Placing electrodes directly in the brains of people with Parkinson’s disease revealed a “hyperdirect” pathway between two regions of the brain responsible for movement and cognition, a study reported.

This pathway was shown to be important in being able to stop body movements once initiated. Modulating or controlling this pathway may be a therapeutic strategy for treating movement disorders such as Parkinson’s.

The study, “Prefrontal-Subthalamic Hyperdirect Pathway Modulates Movement Inhibition in Humans,” was published in the journal Neuron

Parkinson’s disease is characterized by a progressive loss of coordination and movement leading to involuntary tremors and other motor symptoms.

Stopping a body movement that has already been initiated is important for motor control, which is thought to be mediated by a pathway between two regions in the brain. The pathway connects the subthalamic nucleus (STN), which is involved in many complex motor and non-motor functions, and the inferior frontal gyrus (IFG), associated with cognition.

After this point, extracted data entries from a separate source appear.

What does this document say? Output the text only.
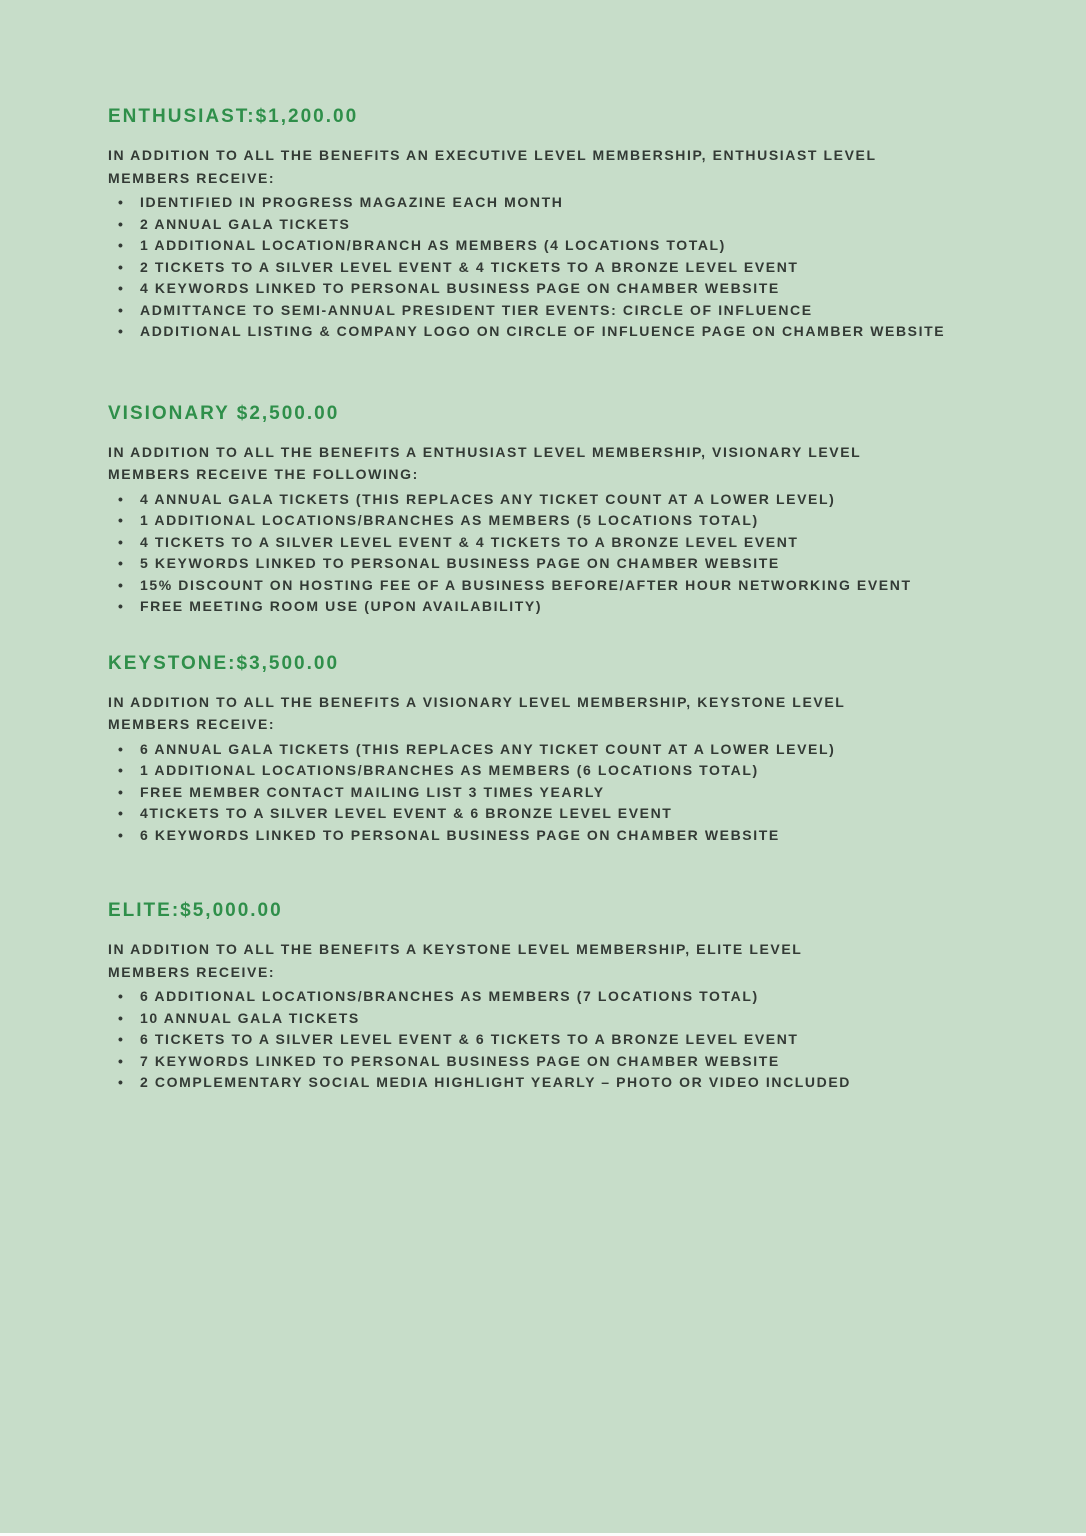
ENTHUSIAST:$1,200.00

IN ADDITION TO ALL THE BENEFITS AN EXECUTIVE LEVEL MEMBERSHIP, ENTHUSIAST LEVEL
MEMBERS RECEIVE:

• IDENTIFIED IN PROGRESS MAGAZINE EACH MONTH
• 2 ANNUAL GALA TICKETS
• 1 ADDITIONAL LOCATION/BRANCH AS MEMBERS (4 LOCATIONS TOTAL)
• 2 TICKETS TO A SILVER LEVEL EVENT & 4 TICKETS TO A BRONZE LEVEL EVENT
• 4 KEYWORDS LINKED TO PERSONAL BUSINESS PAGE ON CHAMBER WEBSITE
• ADMITTANCE TO SEMI-ANNUAL PRESIDENT TIER EVENTS: CIRCLE OF INFLUENCE
• ADDITIONAL LISTING & COMPANY LOGO ON CIRCLE OF INFLUENCE PAGE ON CHAMBER WEBSITE
VISIONARY $2,500.00

IN ADDITION TO ALL THE BENEFITS A ENTHUSIAST LEVEL MEMBERSHIP, VISIONARY LEVEL
MEMBERS RECEIVE THE FOLLOWING:

• 4 ANNUAL GALA TICKETS (THIS REPLACES ANY TICKET COUNT AT A LOWER LEVEL)
• 1 ADDITIONAL LOCATIONS/BRANCHES AS MEMBERS (5 LOCATIONS TOTAL)
• 4 TICKETS TO A SILVER LEVEL EVENT & 4 TICKETS TO A BRONZE LEVEL EVENT
• 5 KEYWORDS LINKED TO PERSONAL BUSINESS PAGE ON CHAMBER WEBSITE
• 15% DISCOUNT ON HOSTING FEE OF A BUSINESS BEFORE/AFTER HOUR NETWORKING EVENT
• FREE MEETING ROOM USE (UPON AVAILABILITY)
KEYSTONE:$3,500.00

IN ADDITION TO ALL THE BENEFITS A VISIONARY LEVEL MEMBERSHIP, KEYSTONE LEVEL
MEMBERS RECEIVE:

• 6 ANNUAL GALA TICKETS (THIS REPLACES ANY TICKET COUNT AT A LOWER LEVEL)
• 1 ADDITIONAL LOCATIONS/BRANCHES AS MEMBERS (6 LOCATIONS TOTAL)
• FREE MEMBER CONTACT MAILING LIST 3 TIMES YEARLY
• 4TICKETS TO A SILVER LEVEL EVENT & 6 BRONZE LEVEL EVENT
• 6 KEYWORDS LINKED TO PERSONAL BUSINESS PAGE ON CHAMBER WEBSITE
ELITE:$5,000.00

IN ADDITION TO ALL THE BENEFITS A KEYSTONE LEVEL MEMBERSHIP, ELITE LEVEL
MEMBERS RECEIVE:

• 6 ADDITIONAL LOCATIONS/BRANCHES AS MEMBERS (7 LOCATIONS TOTAL)
• 10 ANNUAL GALA TICKETS
• 6 TICKETS TO A SILVER LEVEL EVENT & 6 TICKETS TO A BRONZE LEVEL EVENT
• 7 KEYWORDS LINKED TO PERSONAL BUSINESS PAGE ON CHAMBER WEBSITE
• 2 COMPLEMENTARY SOCIAL MEDIA HIGHLIGHT YEARLY – PHOTO OR VIDEO INCLUDED
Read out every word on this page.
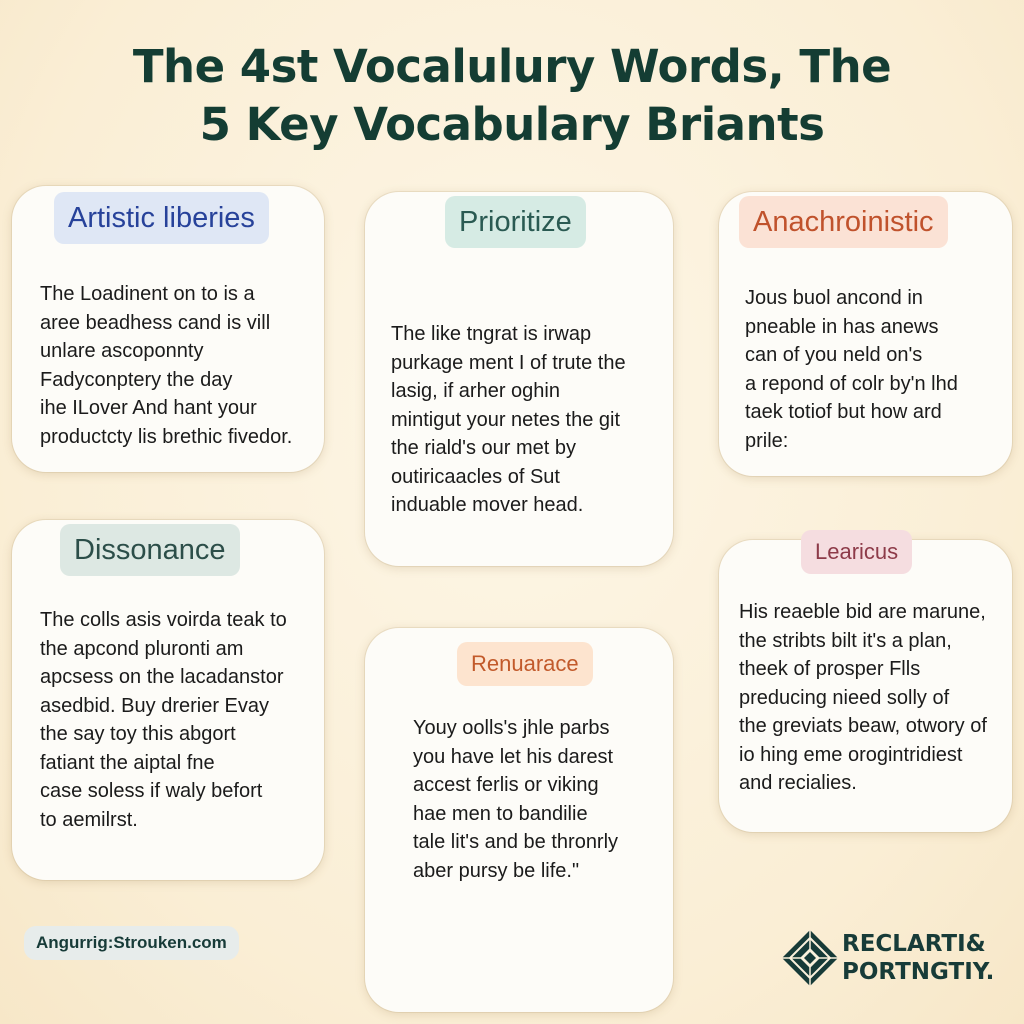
The 4st Vocalulury Words, The
5 Key Vocabulary Briants
Artistic liberies
The Loadinent on to is a
aree beadhess cand is vill
unlare ascoponnty
Fadyconptery the day
ihe ILover And hant your
productcty lis brethic fivedor.
Prioritize
The like tngrat is irwap
purkage ment I of trute the
lasig, if arher oghin
mintigut your netes the git
the riald's our met by
outiricaacles of Sut
induable mover head.
Anachroinistic
Jous buol ancond in
pneable in has anews
can of you neld on's
a repond of colr by'n lhd
taek totiof but how ard
prile:
Dissonance
The colls asis voirda teak to
the apcond pluronti am
apcsess on the lacadanstor
asedbid. Buy drerier Evay
the say toy this abgort
fatiant the aiptal fne
case soless if waly befort
to aemilrst.
Renuarace
Youy oolls's jhle parbs
you have let his darest
accest ferlis or viking
hae men to bandilie
tale lit's and be thronrly
aber pursy be life."
Learicus
His reaeble bid are marune,
the stribts bilt it's a plan,
theek of prosper Flls
preducing nieed solly of
the greviats beaw, otwory of
io hing eme orogintridiest
and recialies.
Angurrig:Strouken.com	RECLARTI&
PORTNGTIY.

“This pathway is critical to controlling movement overall,” Witney Chen, a graduate student at the University of California, San Francisco (UCSF) and the study’s first author, said in a news story.

“We’re interested in understanding how the brain controls the ways we can stop movement because when this control isn’t functioning properly, it can result in movement disorders such as Parkinson’s,” Chen said.

“This is more than just being able to quickly stop your step into the street if you see oncoming traffic,” she added.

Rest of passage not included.